Я никогда не был паинькой в школе. Учился всегда и везде на пятёрки. Но, как это называется сегодня, был гиперактивным ребёнком. Поведение всегда оставляло желать лучшего. Если кто-то где-то хулиганил или происходили странные вещи, то искали меня. Во время контрольной работы, когда неожиданно отключался свет, все присутствующие смотрели в мою сторону. Это я выкрутил электрические пробки и приклеил катышек мокрой промокашки в точку контакта. Промокашка высохла, контакт разомкнулся, и свет выключился. Мои друзья могли спокойно списывать.

Когда я учился во втором классе, Боря учился в десятом. Наш директор, Иона Алексеевич Лавренёв, частенько таскал меня за ухо к себе в кабинет для наказания.
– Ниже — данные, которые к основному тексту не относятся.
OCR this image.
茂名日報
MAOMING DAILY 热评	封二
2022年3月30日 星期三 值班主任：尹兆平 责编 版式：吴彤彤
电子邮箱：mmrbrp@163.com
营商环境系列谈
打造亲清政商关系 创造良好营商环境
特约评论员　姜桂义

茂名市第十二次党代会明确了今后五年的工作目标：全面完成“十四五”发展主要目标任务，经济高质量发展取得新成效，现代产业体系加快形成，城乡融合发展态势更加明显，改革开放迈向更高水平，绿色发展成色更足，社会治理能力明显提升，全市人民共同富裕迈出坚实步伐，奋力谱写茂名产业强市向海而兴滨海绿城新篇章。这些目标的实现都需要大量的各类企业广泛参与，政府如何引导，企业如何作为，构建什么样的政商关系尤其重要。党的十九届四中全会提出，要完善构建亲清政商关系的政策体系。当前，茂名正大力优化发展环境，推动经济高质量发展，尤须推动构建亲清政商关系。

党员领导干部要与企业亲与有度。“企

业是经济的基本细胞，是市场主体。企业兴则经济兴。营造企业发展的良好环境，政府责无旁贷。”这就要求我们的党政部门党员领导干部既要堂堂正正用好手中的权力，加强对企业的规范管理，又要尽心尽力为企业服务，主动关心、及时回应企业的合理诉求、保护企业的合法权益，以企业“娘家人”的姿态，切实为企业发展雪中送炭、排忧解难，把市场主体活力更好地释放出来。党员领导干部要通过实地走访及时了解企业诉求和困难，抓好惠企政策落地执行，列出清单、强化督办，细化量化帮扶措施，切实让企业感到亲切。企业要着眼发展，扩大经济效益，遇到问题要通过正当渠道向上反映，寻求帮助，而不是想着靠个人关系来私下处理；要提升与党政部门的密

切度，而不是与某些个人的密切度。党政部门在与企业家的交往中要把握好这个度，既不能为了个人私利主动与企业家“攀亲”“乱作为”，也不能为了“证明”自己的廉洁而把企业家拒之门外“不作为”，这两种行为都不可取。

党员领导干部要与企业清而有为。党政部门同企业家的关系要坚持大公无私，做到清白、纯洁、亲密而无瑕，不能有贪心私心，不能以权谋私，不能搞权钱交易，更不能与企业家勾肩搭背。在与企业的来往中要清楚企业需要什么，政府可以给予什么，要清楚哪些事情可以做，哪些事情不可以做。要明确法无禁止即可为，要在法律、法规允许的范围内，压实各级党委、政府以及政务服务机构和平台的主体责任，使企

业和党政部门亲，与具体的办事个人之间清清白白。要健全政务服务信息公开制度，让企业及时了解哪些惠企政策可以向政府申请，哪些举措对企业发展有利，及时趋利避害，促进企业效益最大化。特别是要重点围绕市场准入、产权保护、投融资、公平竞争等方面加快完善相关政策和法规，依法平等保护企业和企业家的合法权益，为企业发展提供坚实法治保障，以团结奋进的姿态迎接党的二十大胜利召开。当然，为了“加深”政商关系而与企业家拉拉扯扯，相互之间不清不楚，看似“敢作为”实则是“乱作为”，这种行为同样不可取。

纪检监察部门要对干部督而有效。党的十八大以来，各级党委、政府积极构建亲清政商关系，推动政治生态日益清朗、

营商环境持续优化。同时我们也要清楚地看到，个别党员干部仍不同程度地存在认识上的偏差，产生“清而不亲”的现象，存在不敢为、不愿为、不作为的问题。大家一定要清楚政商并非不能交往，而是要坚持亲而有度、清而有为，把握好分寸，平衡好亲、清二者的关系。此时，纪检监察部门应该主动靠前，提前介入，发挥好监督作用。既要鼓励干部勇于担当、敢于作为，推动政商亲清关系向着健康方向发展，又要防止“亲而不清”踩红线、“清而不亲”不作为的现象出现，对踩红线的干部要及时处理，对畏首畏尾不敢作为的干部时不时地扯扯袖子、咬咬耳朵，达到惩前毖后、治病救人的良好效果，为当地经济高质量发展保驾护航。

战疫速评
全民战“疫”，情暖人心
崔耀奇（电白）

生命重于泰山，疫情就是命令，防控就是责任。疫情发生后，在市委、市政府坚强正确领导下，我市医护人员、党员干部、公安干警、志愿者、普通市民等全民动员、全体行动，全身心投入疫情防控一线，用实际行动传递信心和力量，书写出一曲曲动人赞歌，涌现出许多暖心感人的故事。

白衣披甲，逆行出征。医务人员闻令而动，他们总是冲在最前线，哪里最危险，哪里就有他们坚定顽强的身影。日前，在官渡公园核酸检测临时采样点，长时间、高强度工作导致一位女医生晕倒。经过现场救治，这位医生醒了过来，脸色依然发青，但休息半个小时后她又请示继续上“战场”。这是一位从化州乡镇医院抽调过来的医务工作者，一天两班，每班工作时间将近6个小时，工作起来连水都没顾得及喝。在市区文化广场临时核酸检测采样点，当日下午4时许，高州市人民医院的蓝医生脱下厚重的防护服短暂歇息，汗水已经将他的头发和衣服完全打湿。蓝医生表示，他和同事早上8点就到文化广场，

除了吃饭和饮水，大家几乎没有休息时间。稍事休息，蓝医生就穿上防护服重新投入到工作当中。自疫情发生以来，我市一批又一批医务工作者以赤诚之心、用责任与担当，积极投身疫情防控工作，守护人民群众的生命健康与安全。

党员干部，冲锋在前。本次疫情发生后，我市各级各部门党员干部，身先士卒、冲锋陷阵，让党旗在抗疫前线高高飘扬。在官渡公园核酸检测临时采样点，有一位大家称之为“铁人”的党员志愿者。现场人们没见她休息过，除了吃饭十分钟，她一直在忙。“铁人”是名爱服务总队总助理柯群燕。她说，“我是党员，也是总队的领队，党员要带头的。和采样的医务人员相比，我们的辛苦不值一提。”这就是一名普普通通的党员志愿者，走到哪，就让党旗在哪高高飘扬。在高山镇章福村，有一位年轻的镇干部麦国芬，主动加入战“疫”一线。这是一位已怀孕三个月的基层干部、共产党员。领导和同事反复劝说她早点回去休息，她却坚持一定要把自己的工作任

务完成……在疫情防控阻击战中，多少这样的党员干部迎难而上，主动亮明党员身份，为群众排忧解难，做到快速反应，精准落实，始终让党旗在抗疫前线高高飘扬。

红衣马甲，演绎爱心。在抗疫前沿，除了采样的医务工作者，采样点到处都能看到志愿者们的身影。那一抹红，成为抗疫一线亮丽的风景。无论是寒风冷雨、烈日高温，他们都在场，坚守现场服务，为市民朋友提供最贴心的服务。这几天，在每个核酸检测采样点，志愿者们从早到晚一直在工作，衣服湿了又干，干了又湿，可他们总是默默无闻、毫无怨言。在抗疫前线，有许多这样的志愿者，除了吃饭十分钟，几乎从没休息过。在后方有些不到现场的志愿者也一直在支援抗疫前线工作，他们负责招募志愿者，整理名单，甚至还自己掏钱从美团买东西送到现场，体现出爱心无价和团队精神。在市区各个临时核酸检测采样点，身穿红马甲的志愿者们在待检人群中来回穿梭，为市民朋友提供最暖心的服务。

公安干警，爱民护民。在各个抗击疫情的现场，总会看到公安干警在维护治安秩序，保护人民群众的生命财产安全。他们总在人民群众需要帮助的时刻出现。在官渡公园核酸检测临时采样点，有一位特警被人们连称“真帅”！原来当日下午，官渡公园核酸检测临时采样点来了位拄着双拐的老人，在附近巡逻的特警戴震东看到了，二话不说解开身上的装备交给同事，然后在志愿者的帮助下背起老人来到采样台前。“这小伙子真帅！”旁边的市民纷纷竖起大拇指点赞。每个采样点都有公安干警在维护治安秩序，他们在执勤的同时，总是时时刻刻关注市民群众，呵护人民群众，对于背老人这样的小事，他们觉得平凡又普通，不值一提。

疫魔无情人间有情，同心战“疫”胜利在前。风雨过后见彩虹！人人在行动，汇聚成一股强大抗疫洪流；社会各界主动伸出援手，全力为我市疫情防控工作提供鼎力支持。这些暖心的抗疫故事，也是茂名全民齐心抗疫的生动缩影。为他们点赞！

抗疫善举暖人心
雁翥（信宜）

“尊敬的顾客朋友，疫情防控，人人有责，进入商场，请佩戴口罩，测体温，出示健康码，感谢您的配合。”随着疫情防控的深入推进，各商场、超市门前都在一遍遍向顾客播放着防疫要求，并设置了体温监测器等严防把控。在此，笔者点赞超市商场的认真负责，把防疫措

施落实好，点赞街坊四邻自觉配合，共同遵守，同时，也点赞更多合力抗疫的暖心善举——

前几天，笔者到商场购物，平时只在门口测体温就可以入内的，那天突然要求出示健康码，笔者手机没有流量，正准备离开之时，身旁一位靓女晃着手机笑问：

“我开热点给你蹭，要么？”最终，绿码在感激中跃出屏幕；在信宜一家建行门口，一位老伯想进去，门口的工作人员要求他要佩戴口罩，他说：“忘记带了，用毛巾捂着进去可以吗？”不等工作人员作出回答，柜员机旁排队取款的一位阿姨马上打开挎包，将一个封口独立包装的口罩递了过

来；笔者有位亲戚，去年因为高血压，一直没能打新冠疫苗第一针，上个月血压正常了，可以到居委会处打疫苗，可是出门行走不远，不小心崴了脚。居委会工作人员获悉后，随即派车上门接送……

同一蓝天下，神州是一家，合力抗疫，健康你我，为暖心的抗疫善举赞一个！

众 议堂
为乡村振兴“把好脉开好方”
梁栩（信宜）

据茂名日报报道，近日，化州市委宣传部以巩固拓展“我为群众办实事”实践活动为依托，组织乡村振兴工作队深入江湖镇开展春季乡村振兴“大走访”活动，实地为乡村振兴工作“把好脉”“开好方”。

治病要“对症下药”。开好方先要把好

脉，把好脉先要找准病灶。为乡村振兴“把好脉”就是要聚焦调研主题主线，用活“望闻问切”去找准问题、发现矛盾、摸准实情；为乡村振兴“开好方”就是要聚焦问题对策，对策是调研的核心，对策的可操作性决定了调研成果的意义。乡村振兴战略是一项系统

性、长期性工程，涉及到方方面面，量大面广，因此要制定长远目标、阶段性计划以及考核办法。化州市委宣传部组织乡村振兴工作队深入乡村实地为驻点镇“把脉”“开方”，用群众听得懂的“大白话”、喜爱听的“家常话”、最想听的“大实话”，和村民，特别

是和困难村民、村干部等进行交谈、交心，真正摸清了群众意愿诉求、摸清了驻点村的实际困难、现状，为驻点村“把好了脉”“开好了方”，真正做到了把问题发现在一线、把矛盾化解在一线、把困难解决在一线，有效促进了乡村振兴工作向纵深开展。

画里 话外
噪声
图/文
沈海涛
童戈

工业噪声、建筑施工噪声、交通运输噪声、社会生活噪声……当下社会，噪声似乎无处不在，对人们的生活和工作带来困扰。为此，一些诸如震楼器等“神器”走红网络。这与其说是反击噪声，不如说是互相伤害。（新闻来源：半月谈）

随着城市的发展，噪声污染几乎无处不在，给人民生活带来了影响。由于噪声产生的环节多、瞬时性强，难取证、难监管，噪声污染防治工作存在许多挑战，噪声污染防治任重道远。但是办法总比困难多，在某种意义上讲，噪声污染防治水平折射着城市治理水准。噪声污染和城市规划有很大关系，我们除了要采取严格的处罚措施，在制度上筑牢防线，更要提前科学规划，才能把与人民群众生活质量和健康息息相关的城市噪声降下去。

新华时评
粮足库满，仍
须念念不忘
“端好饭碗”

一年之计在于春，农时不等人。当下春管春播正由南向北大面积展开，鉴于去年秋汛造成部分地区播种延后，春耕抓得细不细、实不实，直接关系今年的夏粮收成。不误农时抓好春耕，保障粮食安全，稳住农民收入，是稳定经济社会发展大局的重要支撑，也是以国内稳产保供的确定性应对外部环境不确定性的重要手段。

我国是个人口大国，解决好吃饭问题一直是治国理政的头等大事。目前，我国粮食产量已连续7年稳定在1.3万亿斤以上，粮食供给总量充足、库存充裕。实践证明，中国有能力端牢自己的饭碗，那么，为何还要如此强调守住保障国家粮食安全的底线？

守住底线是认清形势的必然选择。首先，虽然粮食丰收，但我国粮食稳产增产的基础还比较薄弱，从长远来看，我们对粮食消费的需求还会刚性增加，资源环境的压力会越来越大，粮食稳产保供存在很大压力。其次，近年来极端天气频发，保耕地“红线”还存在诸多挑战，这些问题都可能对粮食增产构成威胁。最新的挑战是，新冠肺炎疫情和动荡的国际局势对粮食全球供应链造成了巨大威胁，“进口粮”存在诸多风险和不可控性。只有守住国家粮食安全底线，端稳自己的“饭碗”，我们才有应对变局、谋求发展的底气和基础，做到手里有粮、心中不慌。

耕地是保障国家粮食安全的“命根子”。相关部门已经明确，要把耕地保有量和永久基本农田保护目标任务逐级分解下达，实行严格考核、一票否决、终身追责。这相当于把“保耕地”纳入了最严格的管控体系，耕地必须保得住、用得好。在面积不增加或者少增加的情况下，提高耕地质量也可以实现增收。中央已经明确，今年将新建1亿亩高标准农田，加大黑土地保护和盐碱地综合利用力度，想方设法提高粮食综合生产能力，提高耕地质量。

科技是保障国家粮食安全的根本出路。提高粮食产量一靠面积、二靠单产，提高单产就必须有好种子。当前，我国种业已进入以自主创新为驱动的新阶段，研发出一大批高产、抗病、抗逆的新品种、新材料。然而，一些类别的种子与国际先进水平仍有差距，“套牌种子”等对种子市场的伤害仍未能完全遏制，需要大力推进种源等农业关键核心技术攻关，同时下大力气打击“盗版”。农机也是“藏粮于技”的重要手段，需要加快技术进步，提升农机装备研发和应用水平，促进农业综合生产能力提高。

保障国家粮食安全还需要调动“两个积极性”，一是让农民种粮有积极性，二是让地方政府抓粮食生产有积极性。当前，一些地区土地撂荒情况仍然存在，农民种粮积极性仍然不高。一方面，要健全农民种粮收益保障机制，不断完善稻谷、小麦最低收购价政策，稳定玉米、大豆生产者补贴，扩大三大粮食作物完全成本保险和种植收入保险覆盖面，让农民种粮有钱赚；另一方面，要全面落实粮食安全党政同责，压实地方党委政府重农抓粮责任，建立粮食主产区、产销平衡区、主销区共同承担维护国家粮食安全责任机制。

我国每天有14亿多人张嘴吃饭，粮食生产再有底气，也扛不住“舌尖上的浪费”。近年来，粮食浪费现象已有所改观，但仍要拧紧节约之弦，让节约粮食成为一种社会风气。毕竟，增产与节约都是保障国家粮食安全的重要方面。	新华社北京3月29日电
В процессе нашего перемещения по коридору я с надеждой оглядывался по сторонам, высматривая бориных одноклассников.

Я молился, чтобы меня заметили — это давало хороший шанс на раннее освобождение. Иона Алексеевич был педагогом старой школы. Он преподавал ещё в гимназии и был истинным русским интеллигентом. Говорили, что в те тяжёлые времена репрессий он не позволил уволить из школы учителей-евреев. Иона преподавал у нас математику и, несмотря на моё поведение, любил за смышленость. Я был у него лучшим учеником.

Втаскивая в свой кабинет для наказания за очередное хулиганство, он, улыбаясь, смотрел на меня и говорил: «Ну-с, господин Токарский, сегодня мы с вами поработаем вместе. Отправляйтесь-ка, сударь, на своё место». И я становился у шкафа «под глобусом» (на шкафу стоял глобус). Иногда он говорил со мной «о жизни». Так мы работали часами, пока не появлялся мой старший брат, и Иона Алексеевич отпускал меня на поруки.

В конце каждой недели я должен был предъявлять свой дневник родителям на подпись. Правила подписи были такие: если в дневнике за неделю стояли одни пятёрки, то подписывал отец. Если была хоть одна четвёрка, то подписывала мама.

Проверяли дневник оба родителя. Подпись отца считалась большим почётом. Оценки у меня были очень хорошими, но весь дневник... исписан замечаниями. Я был чемпионом класса по количеству замечаний в дневнике. Для них не хватало места на полях. Недельные две страницы были исписаны замечаниями во всех направлениях. Я получал около 8–10 замечаний за неделю. Отец внимательно прочитывал их, реагировал слабо и не наказывал меня.

Однажды Иона Алексеевич позвонил отцу на работу и пригласил его к себе, сообщив, что я пририсовал кому-то на портрете усы. Папа с ужасом спросил: «Кому?!» Иона Алексеевич успокаивающе ответил: «Маяковскому». Наступила пауза. Оба молчали.

У меня было хорошее детство и замечательные родители. Вокруг меня были хорошие люди.